# Install FreeBSD9.1 on HP Proliant DL160 Gen8



## perzzoffka (Feb 1, 2013)

Whether supports operating system is a network controller HP ns361i embedded in the server?
In Hardware Notice this controller is not found.


----------



## perzzoffka (Feb 1, 2013)

sorry,incorrectly written


> operating system


FreeBSD 9.1


> hp ns361i


hp nc361i


----------



## gqgunhed (Feb 1, 2013)

I am not sure if the NIC is supported under FreeBSD. 

I checked 9.1 supported hardware#ETHERNET and from there hopped into http://www.freebsd.org/cgi/man.cgi?query=bce&sektion=4&manpath=FreeBSD+9.1-RELEASE, but these are only the 382i that were part of the HP ProLiant DL380 Generation 7 (G7).

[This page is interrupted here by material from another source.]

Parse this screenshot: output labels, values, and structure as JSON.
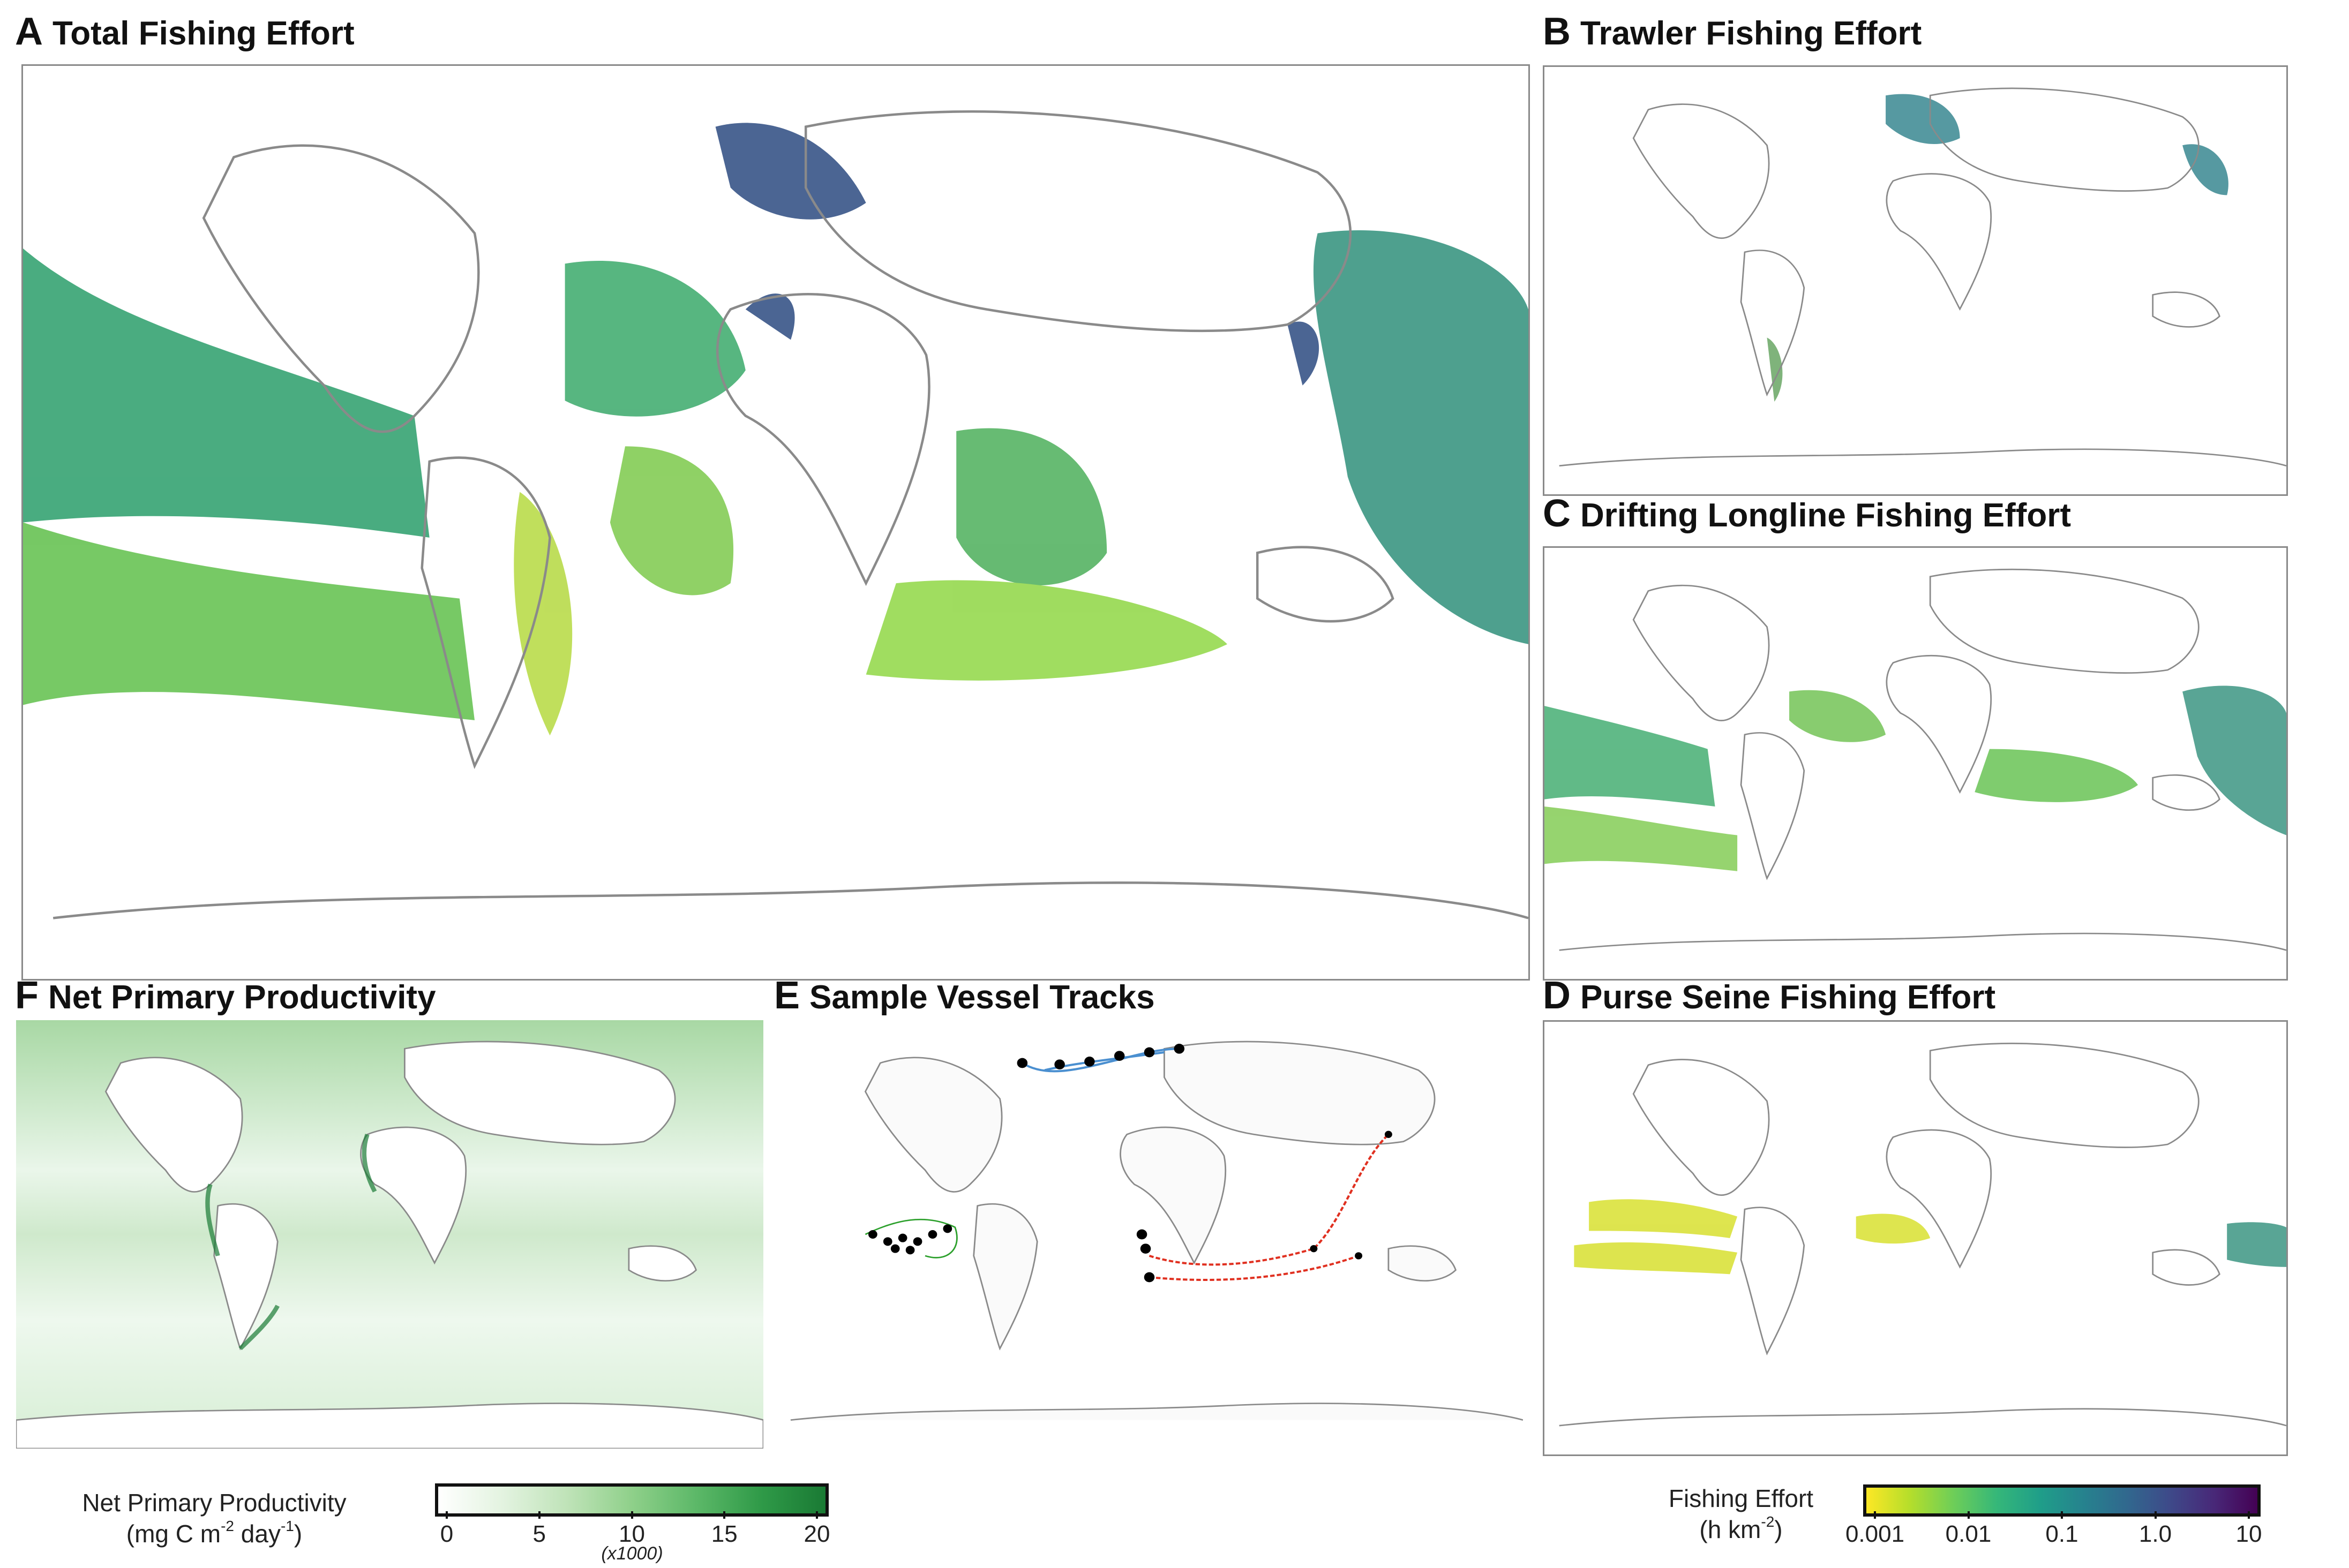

Perhaps you can extract some information about the chipset used by the HP 361i Integrated Dual Port Gigabit Server Adapter. 
It should be comparable with the (add-on card) HP Ethernet 1Gb 2-port 361T Adapter / part no.
652497-B21 (QuickSpecs)

Maybe this information is at least of some help for you.


----------



## perzzoffka (Feb 1, 2013)

Unfortunately the server will insert an additional controller. Thanks for the info.


----------